22 Sep 2022
The three major U.S. stock indexes closed down in shock last night. As of the close, the Dow fell 1.7%, the Nasdaq fell 1.79%, and the S&P fell 1.71%. The yield on the 10-year U.S. Treasury bond fell 1.037% to close at 3.532%, a difference of about -52 basis points compared with the yield on the two-year Treasury bond. The fear index VIX rose 3.06%. Brent crude closed down 2.24%. Spot gold closed up 0.54% at $1,673.8 an ounce. The dollar index remained high, closing at 111.37.
Russian President Vladimir Putin signed a partial mobilization order. Existing-home sales in the U.S. totaled an annualized 4.8 million in August, the lowest level since May 2020. Before the winter energy crisis, the UK sought to secure LNG supply contracts from the US with proposals for up to 20 years.
The Fed raised interest rates by 75 basis points, raising the benchmark interest rate to a range of 3% to 3.25%, and the interest rate level rose to a new high since 2008. The Fed point chart shows that the Fed is not expected to cut interest rates before 2024, and at least one rate hike of 75 basis points will occur in 2022. The Fed also hinted that it will raise interest rates by 125 basis points this year, and the market expects a rate hike of 75 basis points in November. , will raise interest rates by 50 basis points in December. The Fed swaps indicate that the final rate for this cycle of rate hikes is above 4.6%. Fed forecasts show waning confidence in a soft landing. Aggressive moves to reduce inflation to the 2 percent target will take years to complete, at the cost of a marked rise in unemployment and slower economic growth, according to forecasts released by policymakers on Wednesday.
While Fed inflation expectations haven't changed much from June, Fed officials expect monetary policy to take a more hawkish line. In June, officials expected the funds rate to end the year at 3.4%, and now they expect 4.4%, with a new target range of 3%-3.25%. Rates are expected to have some room to rise to 4.6% next year, but are expected to cut slightly in 2024 and to 2.9% in 2025.
Federal Reserve Chairman Jerome Powell said at a news conference that he will continue to raise interest rates until he is confident that the task of reducing inflation to 2% has been completed. That could spell pain for the job market. Analyst Omair Sharif said that if the Fed’s 2023 unemployment rate forecast reaches 4.4%, then, other things being equal, it would mean an additional 1.235 million job losses. When the cost of lower inflation is taken into account, at least a million more people will lose their jobs. The Fed expects the unemployment rate to rise by 0.6% to 4.4% next year. Historically, the U.S. has never avoided a recession with such a rise in unemployment. The Fed is implicitly acknowledging that a recession is inevitable.

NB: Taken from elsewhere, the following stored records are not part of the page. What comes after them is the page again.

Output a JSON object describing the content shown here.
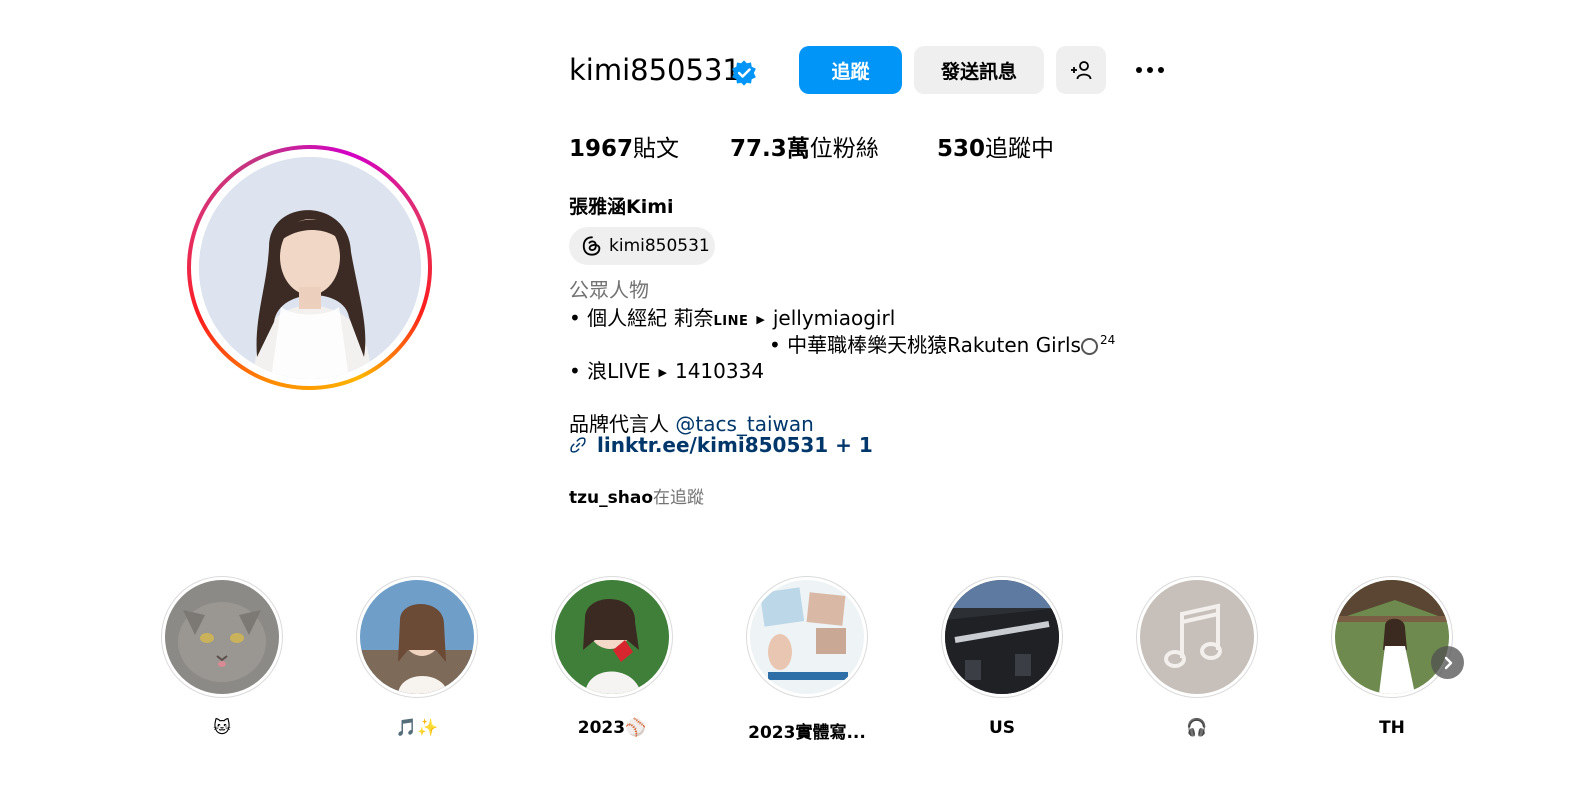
{
  "profile": {
    "username": "kimi850531",
    "verified": true,
    "full_name": "張雅涵Kimi",
    "threads_handle": "kimi850531",
    "category": "公眾人物"
  },
  "actions": {
    "follow_label": "追蹤",
    "message_label": "發送訊息"
  },
  "stats": {
    "posts_count": "1967",
    "posts_label": "貼文",
    "followers_count": "77.3萬",
    "followers_label": "位粉絲",
    "following_count": "530",
    "following_label": "追蹤中"
  },
  "bio": {
    "line1_prefix": "• 個人經紀 莉奈",
    "line1_logo": "LINE",
    "line1_value": "jellymiaogirl",
    "line2_text": "• 中華職棒樂天桃猿Rakuten Girls",
    "line2_sup": "24",
    "line3_prefix": "• 浪LIVE",
    "line3_value": "1410334",
    "line4_prefix": "品牌代言人 ",
    "line4_mention": "@tacs_taiwan",
    "external_link": "linktr.ee/kimi850531 + 1"
  },
  "followed_by": {
    "user": "tzu_shao",
    "suffix": "在追蹤"
  },
  "highlights": [
    {
      "label": "🐱"
    },
    {
      "label": "🎵✨"
    },
    {
      "label": "2023⚾"
    },
    {
      "label": "2023實體寫..."
    },
    {
      "label": "US"
    },
    {
      "label": "🎧"
    },
    {
      "label": "TH"
    }
  ],
  "colors": {
    "accent": "#0095f6",
    "link": "#00376b",
    "secondary_text": "#737373",
    "button_bg": "#efefef"
  }
}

Apple fell 2.03%, predicting that by 2025, Apple may move a quarter of iPhone production to India; Apple's new patent shows that a folding iPhone can repair scratches and dents on its own display.
Amazon fell 2.99%, and its Twitch will reduce its revenue share with top streamers; e-commerce is sluggish, and Amazon's cargo flight growth rate hit a record low.
Tesla fell 2.57%. As of August 31, the backlog of orders was about 414,000 vehicles, a decrease of nearly 90,000 vehicles; humanoid robots will be unveiled at the end of the month, and thousands of them will be deployed in the Texas factory.
Meta, down 2.72%, has started to cut jobs through restructuring and is expected to cut costs by at least 10% in the next few months.
General Mills rose 5.72%. In fiscal year 2023, Q1 revenue increased by 4% year-on-year to $4.7 billion, and net profit increased by 31% year-on-year to $820 million.
Spotify fell 1.92% and cooperated with Amazon's Audible to launch an audiobook service in the United States. At present, the audiobook market has only a market share of 6%-7%, but the annual growth rate is expected to reach 20%.